Feature engineering - Week 2: Regression with multiple input variables |

I have a doubt in the feature engineering topic. Professor mentioned talked about an example in the lecture video where he performs feature engineering to create a new feature (area) and increases the number of columns, in other words, he has increased the dimensions that go into the regression model. After seeing his approach, I thought of simplifying the model by reducing the dimensions by eliminating the length and breadth of the house land and just use the new feature, area and make the model as a simple linear regression instead of making it multiple linear regression.

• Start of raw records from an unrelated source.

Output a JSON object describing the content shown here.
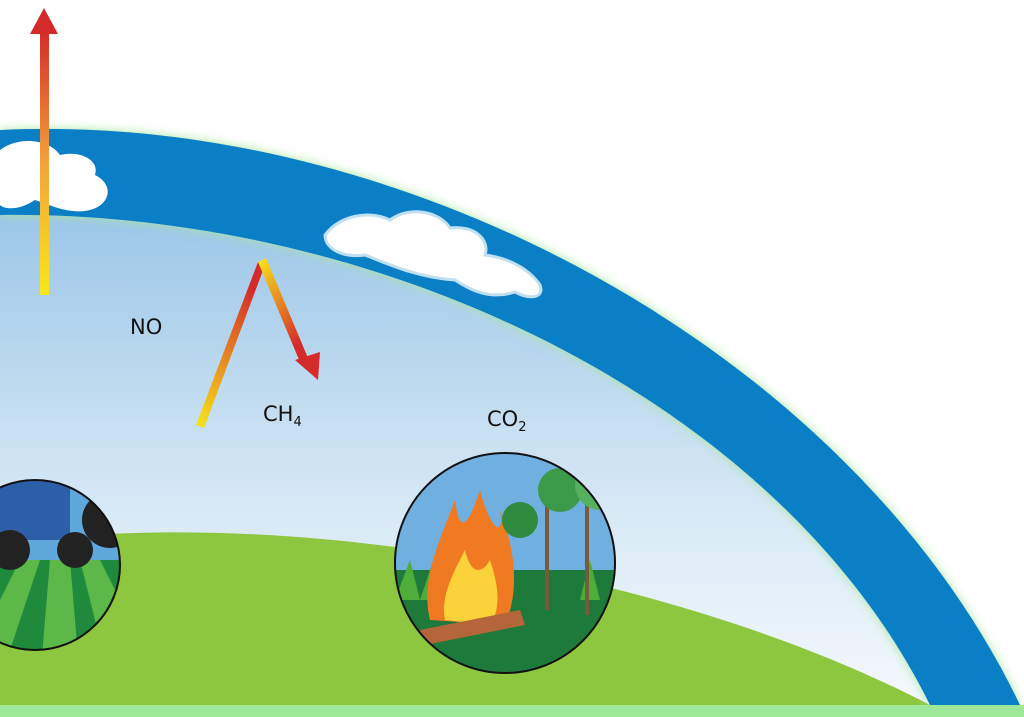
{
  "labels": [
    {
      "text": "NO"
    },
    {
      "text": "CH",
      "subscript": "4"
    },
    {
      "text": "CO",
      "subscript": "2"
    }
  ]
}
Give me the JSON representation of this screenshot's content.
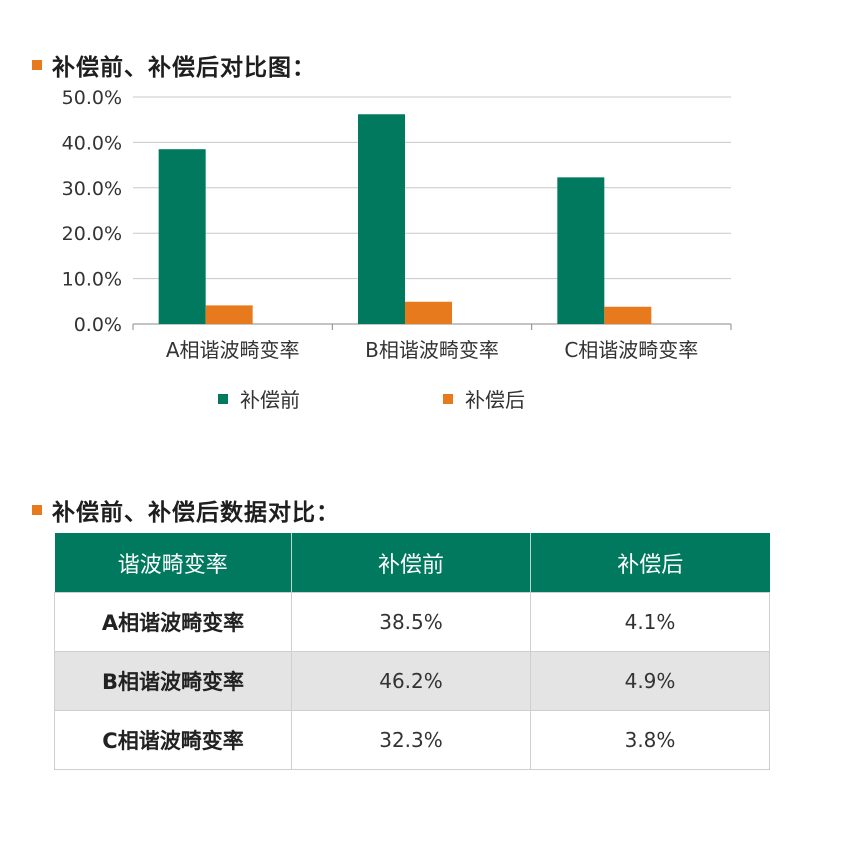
{
  "section1": {
    "title": "补偿前、补偿后对比图："
  },
  "section2": {
    "title": "补偿前、补偿后数据对比："
  },
  "colors": {
    "before": "#00795f",
    "after": "#e87a1e",
    "header_bg": "#00795f"
  },
  "chart_data": {
    "type": "bar",
    "categories": [
      "A相谐波畸变率",
      "B相谐波畸变率",
      "C相谐波畸变率"
    ],
    "series": [
      {
        "name": "补偿前",
        "values": [
          38.5,
          46.2,
          32.3
        ]
      },
      {
        "name": "补偿后",
        "values": [
          4.1,
          4.9,
          3.8
        ]
      }
    ],
    "yticks": [
      "0.0%",
      "10.0%",
      "20.0%",
      "30.0%",
      "40.0%",
      "50.0%"
    ],
    "ylim": [
      0,
      50
    ],
    "grid": true,
    "legend_position": "bottom"
  },
  "table": {
    "headers": [
      "谐波畸变率",
      "补偿前",
      "补偿后"
    ],
    "rows": [
      [
        "A相谐波畸变率",
        "38.5%",
        "4.1%"
      ],
      [
        "B相谐波畸变率",
        "46.2%",
        "4.9%"
      ],
      [
        "C相谐波畸变率",
        "32.3%",
        "3.8%"
      ]
    ]
  }
}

Does my idea make sense?

Adding new features can be very helpful.

Removing features is not helpful, because you do not know whether they are important.

Adding features my result in high dimensions right? And this can become an issue and may lead to overfitting right?

Hello @Praveen_Chandrasekar,

I think your idea is absolutely worthy to be tested. The topic of overfitting and the technique of discovering whether our model is overfitting the training data is in course 2, but we can talk about a tiny part of it which is relevant to our discussion.

The idea is we want the model to do well in a set of non-training data called “cv data”, so in order to test whether the features we want to remove are important for the model to do well on “cv data”, we train two models: (A) with those features removed and (B) keeps those features, then we evaluate both models on our cv dataset and see which scores higher.

If the model (A) scores better, this validates your assumption that removing them is better than keeping them. Making assumptions is important, and validating your assumptions is as important. :slight_smile: You will find out more in course 2.


Thanks for the detailed explanation! :slight_smile:

You are welcome @Praveen_Chandrasekar!